After the quick assessment, Mr. Black was rushed to GW Hospital for further treatment. Upon arriving at the hospital, another assessment noted that “his right pupil became larger than his left pupil after he arrived at the hospital.” A little over an hour after arriving at the hospital, Mr. Black underwent a CT scan, but never “received proper care for his condition,” according to the complaint. It states:

“There is no indication in the medical record from the time of admission to the GW Hospital emergency department that Mr. Black received any neurological evaluation by GW Hospital emergency department health care providers as would be commensurate with the standards of care including determination of his NIH scale, among other things.”

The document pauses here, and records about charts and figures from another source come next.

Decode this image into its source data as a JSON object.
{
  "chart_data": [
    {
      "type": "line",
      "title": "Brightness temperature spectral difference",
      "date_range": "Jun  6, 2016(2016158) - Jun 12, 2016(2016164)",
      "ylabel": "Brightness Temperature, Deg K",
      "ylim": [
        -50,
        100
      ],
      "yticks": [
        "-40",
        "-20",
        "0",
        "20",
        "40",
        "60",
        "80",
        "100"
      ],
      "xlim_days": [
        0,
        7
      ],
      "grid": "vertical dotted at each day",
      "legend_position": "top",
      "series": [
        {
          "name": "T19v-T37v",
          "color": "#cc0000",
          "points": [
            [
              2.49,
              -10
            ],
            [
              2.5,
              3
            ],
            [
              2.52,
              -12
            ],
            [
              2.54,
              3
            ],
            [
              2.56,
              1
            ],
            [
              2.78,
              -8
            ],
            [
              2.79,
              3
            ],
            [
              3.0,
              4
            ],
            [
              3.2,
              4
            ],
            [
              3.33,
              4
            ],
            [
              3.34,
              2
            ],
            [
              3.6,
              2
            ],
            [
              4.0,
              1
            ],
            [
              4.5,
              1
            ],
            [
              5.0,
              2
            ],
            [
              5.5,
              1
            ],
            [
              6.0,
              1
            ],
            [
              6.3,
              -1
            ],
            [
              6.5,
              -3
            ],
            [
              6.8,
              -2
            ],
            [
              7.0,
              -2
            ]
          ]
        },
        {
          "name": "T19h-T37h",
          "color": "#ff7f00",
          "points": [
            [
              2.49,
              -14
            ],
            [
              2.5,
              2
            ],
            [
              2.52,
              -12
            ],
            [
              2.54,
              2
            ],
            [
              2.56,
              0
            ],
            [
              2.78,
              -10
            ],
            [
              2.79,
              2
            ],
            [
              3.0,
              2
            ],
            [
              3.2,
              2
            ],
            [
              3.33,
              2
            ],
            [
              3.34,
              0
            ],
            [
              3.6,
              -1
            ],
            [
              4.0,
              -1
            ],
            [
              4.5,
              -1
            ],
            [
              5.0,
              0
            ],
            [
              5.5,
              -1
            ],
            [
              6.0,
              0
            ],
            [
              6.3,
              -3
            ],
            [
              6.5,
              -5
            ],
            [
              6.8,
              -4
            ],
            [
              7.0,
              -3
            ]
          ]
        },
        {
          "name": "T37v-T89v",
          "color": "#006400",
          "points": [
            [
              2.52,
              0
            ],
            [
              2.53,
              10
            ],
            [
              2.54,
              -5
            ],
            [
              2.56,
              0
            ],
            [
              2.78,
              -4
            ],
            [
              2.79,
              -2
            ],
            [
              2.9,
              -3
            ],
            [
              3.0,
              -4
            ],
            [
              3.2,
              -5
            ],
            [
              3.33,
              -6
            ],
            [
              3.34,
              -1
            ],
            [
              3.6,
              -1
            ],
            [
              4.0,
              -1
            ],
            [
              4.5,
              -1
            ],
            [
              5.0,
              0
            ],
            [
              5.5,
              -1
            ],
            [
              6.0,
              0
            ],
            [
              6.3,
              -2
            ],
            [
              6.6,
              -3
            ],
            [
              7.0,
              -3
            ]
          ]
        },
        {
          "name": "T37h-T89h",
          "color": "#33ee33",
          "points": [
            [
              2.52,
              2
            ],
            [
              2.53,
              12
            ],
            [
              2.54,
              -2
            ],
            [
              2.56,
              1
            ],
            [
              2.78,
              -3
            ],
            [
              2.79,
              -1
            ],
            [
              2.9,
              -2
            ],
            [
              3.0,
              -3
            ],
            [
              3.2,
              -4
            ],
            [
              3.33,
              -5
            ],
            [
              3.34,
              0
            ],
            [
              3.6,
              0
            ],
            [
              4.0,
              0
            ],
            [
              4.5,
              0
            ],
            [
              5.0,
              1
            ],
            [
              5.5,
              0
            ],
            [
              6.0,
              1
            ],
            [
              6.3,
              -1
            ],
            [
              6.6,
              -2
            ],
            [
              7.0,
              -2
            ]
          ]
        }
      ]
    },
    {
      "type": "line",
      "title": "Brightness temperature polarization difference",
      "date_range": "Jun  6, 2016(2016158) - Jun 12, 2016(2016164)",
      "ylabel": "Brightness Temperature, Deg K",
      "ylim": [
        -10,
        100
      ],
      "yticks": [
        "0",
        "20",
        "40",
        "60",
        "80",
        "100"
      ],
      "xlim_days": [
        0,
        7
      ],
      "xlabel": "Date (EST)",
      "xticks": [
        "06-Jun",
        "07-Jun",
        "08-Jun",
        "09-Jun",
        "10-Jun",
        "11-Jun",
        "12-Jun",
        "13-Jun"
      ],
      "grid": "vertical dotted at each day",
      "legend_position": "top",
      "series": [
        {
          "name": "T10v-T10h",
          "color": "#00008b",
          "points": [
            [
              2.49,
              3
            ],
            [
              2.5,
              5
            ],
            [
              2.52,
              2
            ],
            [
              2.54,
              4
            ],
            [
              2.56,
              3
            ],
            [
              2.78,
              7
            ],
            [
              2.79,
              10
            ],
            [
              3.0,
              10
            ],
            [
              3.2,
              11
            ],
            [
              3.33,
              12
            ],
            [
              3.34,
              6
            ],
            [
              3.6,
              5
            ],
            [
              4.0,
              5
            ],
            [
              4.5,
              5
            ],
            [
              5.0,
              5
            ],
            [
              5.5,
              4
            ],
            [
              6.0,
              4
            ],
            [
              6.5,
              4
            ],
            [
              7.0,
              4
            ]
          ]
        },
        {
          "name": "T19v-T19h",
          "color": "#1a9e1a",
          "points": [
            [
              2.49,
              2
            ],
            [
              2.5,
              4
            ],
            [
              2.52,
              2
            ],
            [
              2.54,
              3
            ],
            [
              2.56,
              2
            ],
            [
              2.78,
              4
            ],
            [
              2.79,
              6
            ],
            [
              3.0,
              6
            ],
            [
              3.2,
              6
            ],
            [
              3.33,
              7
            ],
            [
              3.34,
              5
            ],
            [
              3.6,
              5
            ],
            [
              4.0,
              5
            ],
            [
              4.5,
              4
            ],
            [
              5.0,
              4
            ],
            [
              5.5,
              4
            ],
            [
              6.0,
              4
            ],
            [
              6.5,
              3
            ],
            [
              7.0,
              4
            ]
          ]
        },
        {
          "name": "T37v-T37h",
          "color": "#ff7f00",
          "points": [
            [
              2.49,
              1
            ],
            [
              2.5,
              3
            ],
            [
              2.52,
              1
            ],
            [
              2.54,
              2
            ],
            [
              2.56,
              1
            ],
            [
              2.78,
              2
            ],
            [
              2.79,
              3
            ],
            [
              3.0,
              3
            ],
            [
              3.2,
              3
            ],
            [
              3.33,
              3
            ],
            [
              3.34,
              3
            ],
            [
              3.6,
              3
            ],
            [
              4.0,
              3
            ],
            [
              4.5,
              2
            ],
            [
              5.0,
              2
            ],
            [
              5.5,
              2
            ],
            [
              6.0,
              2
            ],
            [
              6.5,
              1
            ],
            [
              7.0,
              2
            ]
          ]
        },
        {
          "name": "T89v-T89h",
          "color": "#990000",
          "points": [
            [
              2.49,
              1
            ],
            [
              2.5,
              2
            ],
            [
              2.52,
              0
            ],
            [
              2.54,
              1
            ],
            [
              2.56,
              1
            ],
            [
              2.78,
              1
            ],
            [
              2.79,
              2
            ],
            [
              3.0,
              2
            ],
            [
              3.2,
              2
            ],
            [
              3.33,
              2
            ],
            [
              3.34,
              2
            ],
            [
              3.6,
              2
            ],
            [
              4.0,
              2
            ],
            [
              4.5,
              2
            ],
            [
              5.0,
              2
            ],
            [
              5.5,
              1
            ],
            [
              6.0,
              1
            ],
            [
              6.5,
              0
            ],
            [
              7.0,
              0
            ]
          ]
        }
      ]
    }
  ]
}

After the CT scan, his medical team then tried to conduct an MRI, though Mr. Black was moving around too much for it to be successful. Two hours later, he was given a sedative and another MRI was attempted. It was then that his “oxygen levels began to rapidly deteriorate after he received the sedative, and he was admitted to the hospital’s emergency department,” according to the suit.

As a result of the ordeal, the couple is accusing the hospital of “one count of medical malpractice, two counts of vicarious liability against the GW Hospital and the Medical Faculty Associates and one count of loss of consortium, meaning the situation strained the couple’s relationship,” according to the complaint.

This isn’t the first time the hospital has been accused of malpractice within the last year. In fact, just last summer the hospital was sued four times in the U.S. District Court and the D.C. Superior Court. Three of those cases involved medical malpractice allegations.